The conference will begin the afternoon of Thursday, March 5, 2015, with a workshop. This workshop will continue the annual tradition of involving all attendees as participants in an interactive discussion and reflection. On Friday, March 6, 2015, the conference will continue with a day of presentations regarding current scholarship and/or legal work that explores the application of feminist legal theory to issues involving health. The conference will be open to the public and will feature a keynote speaker. Past keynote speakers have included Nobel Laureate Toni Morrison, Dr. Maya Angelou, Gloria Steinem, Pulitzer Prize winning journalist Sheryl WuDunn, Senators Barbara Mikulski and Amy Klobuchar, and NOW President Terry O’Neill.

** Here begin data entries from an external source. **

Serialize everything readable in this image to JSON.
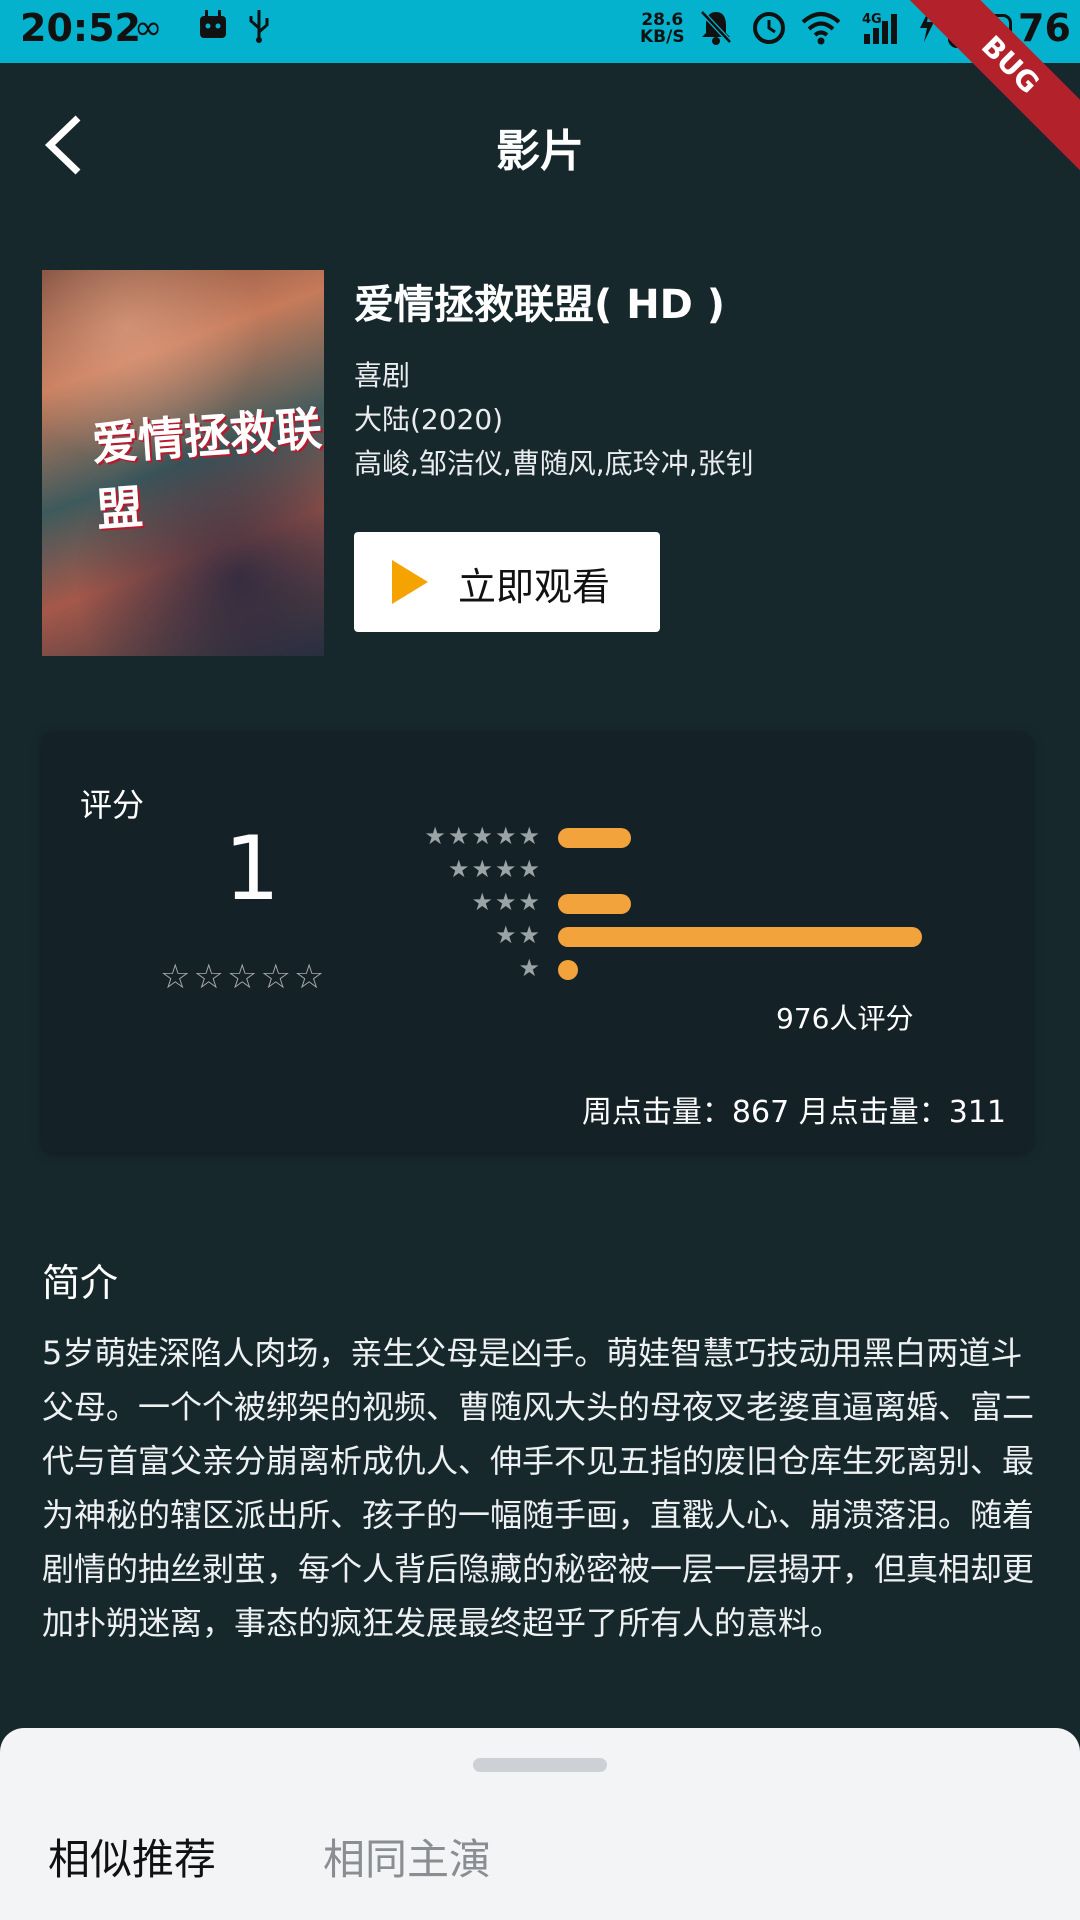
{
  "status_bar": {
    "time": "20:52",
    "speed_value": "28.6",
    "speed_unit": "KB/S",
    "net_type": "4G",
    "battery": "76",
    "icons": [
      "infinity-icon",
      "android-icon",
      "usb-icon",
      "mute-icon",
      "alarm-icon",
      "wifi-icon",
      "signal-icon",
      "charging-icon",
      "battery-icon"
    ]
  },
  "appbar": {
    "title": "影片",
    "debug_ribbon": "BUG"
  },
  "movie": {
    "poster_text": "爱情拯救联盟",
    "title": "爱情拯救联盟( HD )",
    "genre": "喜剧",
    "region_year": "大陆(2020)",
    "cast": "高峻,邹洁仪,曹随风,底玲冲,张钊",
    "watch_label": "立即观看"
  },
  "rating": {
    "label": "评分",
    "score": "1",
    "score_stars": "☆☆☆☆☆",
    "distribution": [
      {
        "stars": "★★★★★",
        "fraction": 0.2
      },
      {
        "stars": "★★★★",
        "fraction": 0.0
      },
      {
        "stars": "★★★",
        "fraction": 0.2
      },
      {
        "stars": "★★",
        "fraction": 1.0
      },
      {
        "stars": "★",
        "fraction": 0.05
      }
    ],
    "count_text": "976人评分",
    "click_stats": "周点击量：867  月点击量：311"
  },
  "synopsis": {
    "title": "简介",
    "text": "5岁萌娃深陷人肉场，亲生父母是凶手。萌娃智慧巧技动用黑白两道斗父母。一个个被绑架的视频、曹随风大头的母夜叉老婆直逼离婚、富二代与首富父亲分崩离析成仇人、伸手不见五指的废旧仓库生死离别、最为神秘的辖区派出所、孩子的一幅随手画，直戳人心、崩溃落泪。随着剧情的抽丝剥茧，每个人背后隐藏的秘密被一层一层揭开，但真相却更加扑朔迷离，事态的疯狂发展最终超乎了所有人的意料。"
  },
  "bottom_sheet": {
    "tabs": [
      {
        "label": "相似推荐",
        "active": true
      },
      {
        "label": "相同主演",
        "active": false
      }
    ]
  },
  "colors": {
    "accent": "#f3a33c",
    "status_bar": "#04b2cd",
    "background": "#17282d"
  }
}
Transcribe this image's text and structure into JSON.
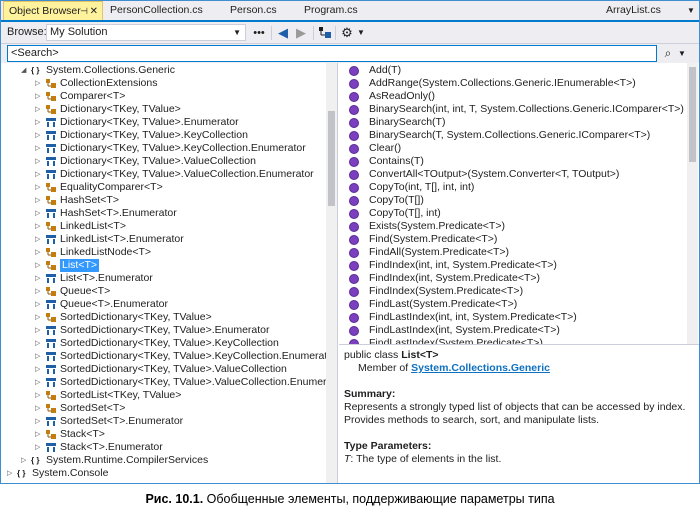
{
  "tabs": {
    "object_browser": "Object Browser",
    "person_collection": "PersonCollection.cs",
    "person": "Person.cs",
    "program": "Program.cs",
    "arraylist": "ArrayList.cs"
  },
  "toolbar": {
    "browse_label": "Browse:",
    "browse_value": "My Solution"
  },
  "search": {
    "placeholder": "<Search>"
  },
  "tree": {
    "root": "System.Collections.Generic",
    "items": [
      "CollectionExtensions",
      "Comparer<T>",
      "Dictionary<TKey, TValue>",
      "Dictionary<TKey, TValue>.Enumerator",
      "Dictionary<TKey, TValue>.KeyCollection",
      "Dictionary<TKey, TValue>.KeyCollection.Enumerator",
      "Dictionary<TKey, TValue>.ValueCollection",
      "Dictionary<TKey, TValue>.ValueCollection.Enumerator",
      "EqualityComparer<T>",
      "HashSet<T>",
      "HashSet<T>.Enumerator",
      "LinkedList<T>",
      "LinkedList<T>.Enumerator",
      "LinkedListNode<T>",
      "List<T>",
      "List<T>.Enumerator",
      "Queue<T>",
      "Queue<T>.Enumerator",
      "SortedDictionary<TKey, TValue>",
      "SortedDictionary<TKey, TValue>.Enumerator",
      "SortedDictionary<TKey, TValue>.KeyCollection",
      "SortedDictionary<TKey, TValue>.KeyCollection.Enumerator",
      "SortedDictionary<TKey, TValue>.ValueCollection",
      "SortedDictionary<TKey, TValue>.ValueCollection.Enumerator",
      "SortedList<TKey, TValue>",
      "SortedSet<T>",
      "SortedSet<T>.Enumerator",
      "Stack<T>",
      "Stack<T>.Enumerator"
    ],
    "next_ns": "System.Runtime.CompilerServices",
    "last_ns": "System.Console",
    "selected_index": 14
  },
  "members": [
    "Add(T)",
    "AddRange(System.Collections.Generic.IEnumerable<T>)",
    "AsReadOnly()",
    "BinarySearch(int, int, T, System.Collections.Generic.IComparer<T>)",
    "BinarySearch(T)",
    "BinarySearch(T, System.Collections.Generic.IComparer<T>)",
    "Clear()",
    "Contains(T)",
    "ConvertAll<TOutput>(System.Converter<T, TOutput>)",
    "CopyTo(int, T[], int, int)",
    "CopyTo(T[])",
    "CopyTo(T[], int)",
    "Exists(System.Predicate<T>)",
    "Find(System.Predicate<T>)",
    "FindAll(System.Predicate<T>)",
    "FindIndex(int, int, System.Predicate<T>)",
    "FindIndex(int, System.Predicate<T>)",
    "FindIndex(System.Predicate<T>)",
    "FindLast(System.Predicate<T>)",
    "FindLastIndex(int, int, System.Predicate<T>)",
    "FindLastIndex(int, System.Predicate<T>)",
    "FindLastIndex(System.Predicate<T>)"
  ],
  "description": {
    "decl_prefix": "public class ",
    "decl_name": "List<T>",
    "member_of_label": "Member of ",
    "member_of_link": "System.Collections.Generic",
    "summary_heading": "Summary:",
    "summary_text": "Represents a strongly typed list of objects that can be accessed by index. Provides methods to search, sort, and manipulate lists.",
    "type_params_heading": "Type Parameters:",
    "type_param_name": "T",
    "type_param_text": ": The type of elements in the list."
  },
  "caption": {
    "label": "Рис. 10.1.",
    "text": " Обобщенные элементы, поддерживающие параметры типа"
  },
  "colors": {
    "accent": "#007acc",
    "selection": "#3399ff",
    "method_icon": "#7b3fbf"
  }
}
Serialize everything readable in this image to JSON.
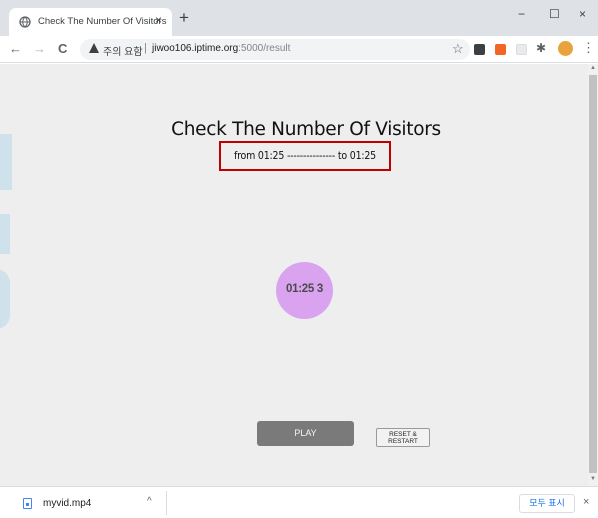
{
  "tab": {
    "title": "Check The Number Of Visitors",
    "close_glyph": "×",
    "favicon": "globe-icon"
  },
  "new_tab_glyph": "+",
  "window_controls": {
    "minimize": "−",
    "maximize": "☐",
    "close": "×"
  },
  "nav": {
    "back": "←",
    "forward": "→",
    "reload": "C"
  },
  "omnibox": {
    "security_label": "주의 요함",
    "separator": "|",
    "host": "jiwoo106.iptime.org",
    "path": ":5000/result"
  },
  "toolbar_icons": {
    "bookmark": "☆",
    "extensions": "✱",
    "menu": "⋮"
  },
  "page": {
    "title": "Check The Number Of Visitors",
    "range_text": "from 01:25 --------------- to 01:25",
    "count_text": "01:25 3",
    "play_label": "PLAY",
    "reset_label_line1": "RESET &",
    "reset_label_line2": "RESTART"
  },
  "download_shelf": {
    "file_name": "myvid.mp4",
    "chevron": "^",
    "show_all_label": "모두 표시",
    "close_glyph": "×"
  },
  "colors": {
    "tab_strip": "#dee1e6",
    "page_bg": "#eeeeee",
    "highlight_border": "#c00000",
    "counter_circle": "#d9a3f0",
    "play_button": "#7a7a7a",
    "show_all_text": "#1a73e8"
  }
}
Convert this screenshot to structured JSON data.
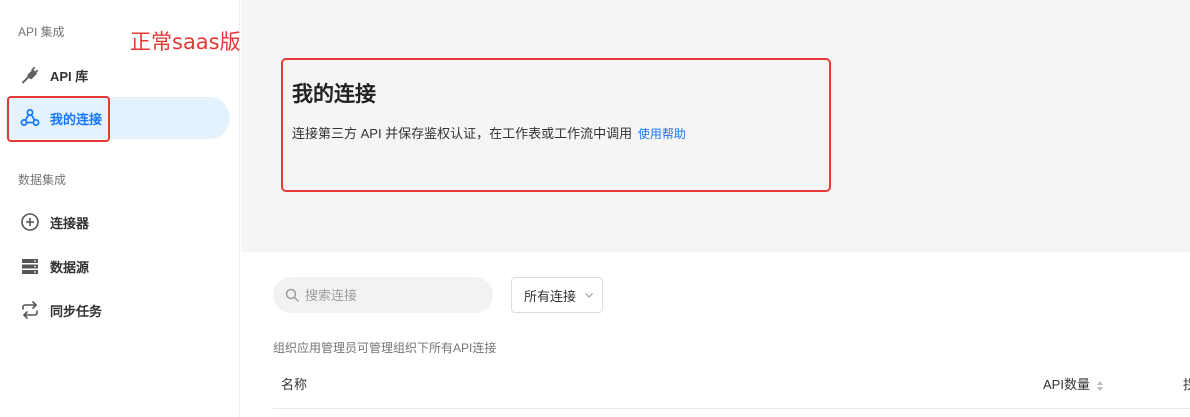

To submit a paper proposal, please submit an abstract by Friday, 5 p.m. on October 31, 2014, to email@example.com. It is essential that your abstract contain your full contact information, including an email, phone number, and mailing address where you can be reached. In the “Re” line, please state: CAF Conference 2015. Abstracts should be no longer than one page. We will notify presenters of selected papers in mid-November. We anticipate being able to have twelve paper presenters during the conference on Friday, March 6, 2015. About half the presenter slots will be reserved for authors who commit to publishing in the symposium volume of the University of Baltimore Law Review. Thus, please indicate at the bottom of your abstract whether you are submitting (1) solely to present or (2) to present and publish in the symposium volume. Authors who are interested in publishing in the Law Review will be strongly considered for publication. Regardless of whether or not you are publishing in the symposium volume, all working drafts of symposium-length or article-length papers will be due no later than February 13, 2015. Abstracts will be posted on the Center on Applied Feminism’s conference website to be shared with other participants and attendees. Presenters are responsible for their own travel costs; the conference will provide a discounted hotel rate, as well as meals.